Miseranda e ridicola fu l’insania d’un altro, il quale, immersosi in uno stagno coll’acqua fino alle fauci, durò per tre giorni senza pigliar cibo, canterellando d’aver trovato un asilo sicurissimo contro i satelliti, e che gli erano stati derubati dieci mila zecchini avuti in regalo dall’imperatore.
Un fenomeno quasi identico a quello della pestilenza d’Atene, secondo racconta Tucidide, fu rimarcato anche tra noi, cioè che i moribondi cercavano i pozzi e le acque in genere.
Orrendo spettacolo e ributtante a vedersi più d’ogni altro, fu che malati ed anche gli uomini sani e robusti, stillando marcia e sangue dalla bocca o dal naso, stramazzavano a terra, spirando al momento.
Il dolore di capo fece ad alcuni schizzar gli occhi ridendo, e vantandosi di non aver indosso la peste, esalavano l’anima; altri si precipitarono dalle finestre. Taluni vennero a rissa armati di bastoni: abbattuti dalle percosse, e in uno dal morbo, giacquero estinti nel luogo stesso dove si batterono, spinti da pazzo furore.
Le donne incinte abortivano, e i bambini che nascevano vivi, davansi da allattare alle capre, le quali, addestrate a codesto pietoso ufficio, vagavano pei prati del Lazzaretto, porgendo le poppe con amorevolezza quasi materna. E si osservò che una di esse capre aveva preso tanto amore ad un suo lattante, che se le veniva tolto, ricusava dare le mamme a qualunque altro. Alcuni, per curiosità di far sperimento di questa strana affezione della capra, nascosero il bambino; e la bestiola, irrequieta, palesò il dolore belando e rifiutando il pascolo; e sembrava cercasse in modo intelligibile il suo alunno, il quale, riavuto che ebbe, saltellava con insolita vivacità, esternando la propria gioja.
Ultimi esempj codesti delle umane miserie; ma dono speciale della misericordia divina in tanta confusione di cose e tante sciagure, fu il seguente. Alcuni uomini scelleratissimi, i quali da venti anni non avevano mai confessato le loro colpe, e se per avventura lo fecero, astretti dalle leggi ecclesiastiche, con frode e sacrilego inganno contaminarono sè stessi ed il sacramento della penitenza, tocchi di repente nel Lazzaretto dalla grazia celeste, si pentirono, lasciando dopo morte tale opinione di loro come se fossero saliti direttamente in paradiso. A taluni fu sì benigno Iddio, che negli estremi momenti di vita concesse la beatifica visione dei Santi, e specialmente della Vergine Maria, che additarono ai circostanti, i quali resero testimonianza del prodigio. Ciò affermava il cardinale Federico.
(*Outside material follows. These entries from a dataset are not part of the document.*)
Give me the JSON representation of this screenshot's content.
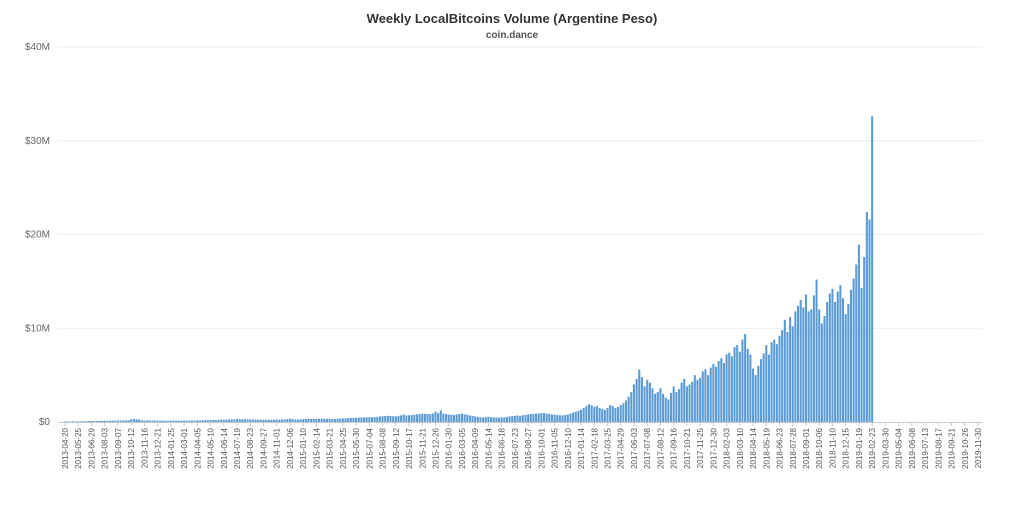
{
  "chart_data": {
    "type": "bar",
    "title": "Weekly LocalBitcoins Volume (Argentine Peso)",
    "subtitle": "coin.dance",
    "xlabel": "",
    "ylabel": "",
    "ylim": [
      0,
      40000000
    ],
    "y_ticks": [
      {
        "value": 0,
        "label": "$0"
      },
      {
        "value": 10000000,
        "label": "$10M"
      },
      {
        "value": 20000000,
        "label": "$20M"
      },
      {
        "value": 30000000,
        "label": "$30M"
      },
      {
        "value": 40000000,
        "label": "$40M"
      }
    ],
    "grid": true,
    "legend": "none",
    "color": "#5b9bd5",
    "first_week": "2013-04-20",
    "tick_labels": [
      "2013-04-20",
      "2013-05-25",
      "2013-06-29",
      "2013-08-03",
      "2013-09-07",
      "2013-10-12",
      "2013-11-16",
      "2013-12-21",
      "2014-01-25",
      "2014-03-01",
      "2014-04-05",
      "2014-05-10",
      "2014-06-14",
      "2014-07-19",
      "2014-08-23",
      "2014-09-27",
      "2014-11-01",
      "2014-12-06",
      "2015-01-10",
      "2015-02-14",
      "2015-03-21",
      "2015-04-25",
      "2015-05-30",
      "2015-07-04",
      "2015-08-08",
      "2015-09-12",
      "2015-10-17",
      "2015-11-21",
      "2015-12-26",
      "2016-01-30",
      "2016-03-05",
      "2016-04-09",
      "2016-05-14",
      "2016-06-18",
      "2016-07-23",
      "2016-08-27",
      "2016-10-01",
      "2016-11-05",
      "2016-12-10",
      "2017-01-14",
      "2017-02-18",
      "2017-03-25",
      "2017-04-29",
      "2017-06-03",
      "2017-07-08",
      "2017-08-12",
      "2017-09-16",
      "2017-10-21",
      "2017-11-25",
      "2017-12-30",
      "2018-02-03",
      "2018-03-10",
      "2018-04-14",
      "2018-05-19",
      "2018-06-23",
      "2018-07-28",
      "2018-09-01",
      "2018-10-06",
      "2018-11-10",
      "2018-12-15",
      "2019-01-19",
      "2019-02-23",
      "2019-03-30",
      "2019-05-04",
      "2019-06-08",
      "2019-07-13",
      "2019-08-17",
      "2019-09-21",
      "2019-10-26",
      "2019-11-30"
    ],
    "values": [
      50000,
      60000,
      60000,
      70000,
      60000,
      70000,
      80000,
      90000,
      80000,
      100000,
      100000,
      90000,
      110000,
      110000,
      120000,
      130000,
      120000,
      140000,
      150000,
      140000,
      160000,
      170000,
      160000,
      180000,
      190000,
      280000,
      320000,
      300000,
      260000,
      180000,
      160000,
      170000,
      180000,
      150000,
      140000,
      150000,
      150000,
      140000,
      140000,
      130000,
      140000,
      150000,
      140000,
      130000,
      140000,
      150000,
      140000,
      150000,
      160000,
      160000,
      170000,
      170000,
      180000,
      200000,
      190000,
      200000,
      210000,
      220000,
      230000,
      250000,
      240000,
      260000,
      260000,
      270000,
      280000,
      300000,
      290000,
      300000,
      290000,
      280000,
      270000,
      260000,
      250000,
      250000,
      240000,
      240000,
      240000,
      240000,
      230000,
      250000,
      270000,
      250000,
      260000,
      270000,
      300000,
      350000,
      310000,
      260000,
      260000,
      280000,
      300000,
      320000,
      350000,
      330000,
      340000,
      320000,
      340000,
      360000,
      350000,
      340000,
      320000,
      310000,
      330000,
      350000,
      370000,
      380000,
      390000,
      420000,
      430000,
      440000,
      450000,
      470000,
      480000,
      500000,
      520000,
      520000,
      500000,
      520000,
      560000,
      600000,
      620000,
      640000,
      660000,
      640000,
      620000,
      600000,
      660000,
      720000,
      800000,
      700000,
      720000,
      750000,
      780000,
      820000,
      860000,
      900000,
      880000,
      860000,
      840000,
      900000,
      1100000,
      950000,
      1250000,
      900000,
      850000,
      800000,
      780000,
      750000,
      800000,
      850000,
      900000,
      820000,
      780000,
      700000,
      650000,
      600000,
      550000,
      500000,
      480000,
      520000,
      550000,
      520000,
      500000,
      480000,
      450000,
      500000,
      500000,
      550000,
      600000,
      620000,
      650000,
      700000,
      650000,
      720000,
      750000,
      800000,
      850000,
      850000,
      900000,
      900000,
      950000,
      950000,
      900000,
      850000,
      800000,
      780000,
      750000,
      720000,
      700000,
      750000,
      800000,
      900000,
      1000000,
      1100000,
      1200000,
      1300000,
      1500000,
      1700000,
      1900000,
      1800000,
      1600000,
      1700000,
      1500000,
      1400000,
      1300000,
      1500000,
      1800000,
      1700000,
      1500000,
      1600000,
      1800000,
      2000000,
      2300000,
      2700000,
      3200000,
      4000000,
      4600000,
      5600000,
      4800000,
      3800000,
      4500000,
      4200000,
      3600000,
      3000000,
      3200000,
      3600000,
      3000000,
      2600000,
      2400000,
      3100000,
      3800000,
      3200000,
      3500000,
      4200000,
      4600000,
      3800000,
      4000000,
      4300000,
      5000000,
      4500000,
      4700000,
      5400000,
      5600000,
      5000000,
      5800000,
      6200000,
      5900000,
      6500000,
      6800000,
      6300000,
      7200000,
      7400000,
      7000000,
      8000000,
      8200000,
      7500000,
      8800000,
      9400000,
      7800000,
      7200000,
      5700000,
      5000000,
      6000000,
      6700000,
      7300000,
      8200000,
      7200000,
      8500000,
      8800000,
      8300000,
      9200000,
      9800000,
      10900000,
      9600000,
      11200000,
      10200000,
      11800000,
      12400000,
      13000000,
      12200000,
      13600000,
      11800000,
      12000000,
      13500000,
      15200000,
      12000000,
      10500000,
      11300000,
      12800000,
      13700000,
      14200000,
      12800000,
      13900000,
      14600000,
      13200000,
      11500000,
      12600000,
      14100000,
      15300000,
      16800000,
      18900000,
      14300000,
      17600000,
      22400000,
      21600000,
      32600000
    ],
    "x_axis": "weekly dates from 2013-04-20 to 2019-11-30"
  }
}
Al medesimo non andava punto a genio la traslazione del corpo di San Carlo, proposta quando cominciava a infierire la peste. La credeva per varj motivi cosa assai pericolosa, e in cuor suo sospettava che certi stolidissimi uomini e le semplici femminuccie specialmente, use ad apprezzare dalle apparenze anche le cose divine, immaginassero più grande ciocchè dovevano vedere, e che per nulla concerne i meriti e la beatitudine dei santi. Vale a dire che anche i cadaveri di coloro i quali furono dopo la morte annoverati fra i santi, vadano sempre esenti dalla dissoluzione, come è sorte di tutti i mortali al cessar della vita.
Ma più temeva e prevedeva ciocchè avvenne infatti, che se v’erano in Milano untori ed unguenti venefici, la processione darebbe loro opportunità al delitto, e potrebbero, nella inevitabile affluenza di popolo, ungere comodamente e nascondere le empie e impure mani. Se poi untori non esistevano, sarebbe del pari inevitabile ciocchè ogni giorno succedeva tra i singoli anche senza concorso di gente.
Il popolo affollato per le contrade, i cittadini stretti gli uni cogli altri, le vesti femminili, il contatto dei corpi e dell’alito sarebbero un male certo, prescindendo anche dagli unti.
Laonde il Cardinale negava l’assenso, e cercò dissuadere la traslazione del corpo di San Carlo, perchè i cittadini non solo, ma tutti gli abitanti dei vicini villaggi, non si raccogliessero in una sola caterva. E quando annuì alle ripetute istanze, aggiungendo agli ordini del Consiglio Pubblico ed alla magnificenza della città la pompa e lo splendore ecclesiastico, ebbe ogni cura perchè la processione riuscisse decorosa in modo, che se non pareggiava la santità del Borromeo, attestasse almeno la divozione del clero e dei Milanesi.